A variable or fixed annuity can be a great retirement vehicle. Variable and Fixed Annuities have some of the same retirement benefits as other retirement plans like the employee sponsored 401K plan and an individual traditional IRA, but an annuity typically doesn't have contribution limits, income limits, or mandatory withdraws like the 401K plan and traditional IRA. And although one's after-tax dollars are used for contributions, the retirement earnings grow tax-free.
Categories of an Annuity
Annuities fall into two categories: fixed annuities and variable annuities. A fixed annuity gives one a pre-determined interest rate on their earnings which is guaranteed for a certain term depending on the contract. Variable annuity premiums are invested among stocks, bonds, and money market accounts similar to the 401K plan and traditional IRA.
Insurance Advantage of Variable and Fixed Annuities
In addition to being a retirement vehicle, variable and fixed annuities also carry an insurance component. Depending on the policy one chooses, insurance choices in variable and fixed annuities include guaranteed death benefits, guaranteed payments for as long as one lives, or even payments for the life of one's beneficiary.
Who Would Benefit Most from a Variable or Fixed Annuity?

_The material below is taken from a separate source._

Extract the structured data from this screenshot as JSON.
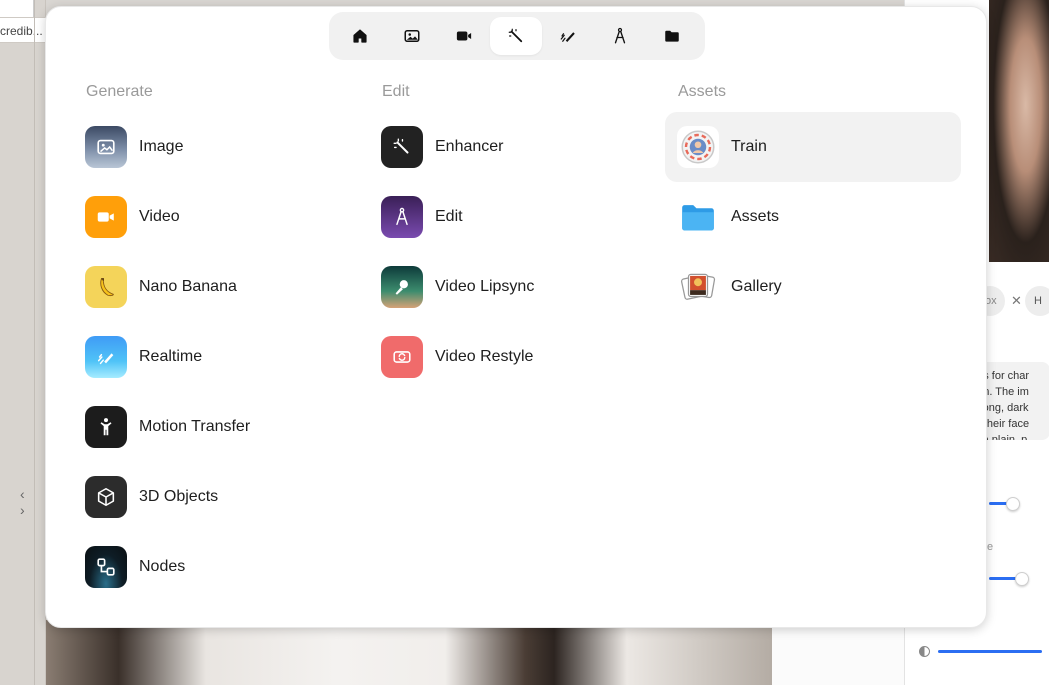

Some individuals that especially could benefit from a variable or fixed annuity are individuals that have already maxed out their employee sponsored 410K plan retirement accounts or traditional IRA, and have additional capital to invest. Another good candidate would be an individual who has already retired and fear they might outlive their money. A variable or fixed annuity would give a retiree peace of mind since one can get a variable or fixed annuity policy that would guarantee income for the rest of their life. In addition, anyone who thinks they may be a malpractice target such as a lawyer, doctor, CPA, architect, or financial planner would be a good candidate since annuities are credit protected in many states and therefore would generally be safe from malpractice suits.
Choosing a 401K plan, Traditional IRA, or Annuity
When choosing any investment such as a 401K plan, IRA, or annuity, it is important that one chooses a strong, reputable company to ensure competitive investments. And, since all annuity policies vary, the policy holder will want to compare and understand all fees, surrender charges, and tax advantages of their particular annuity policy.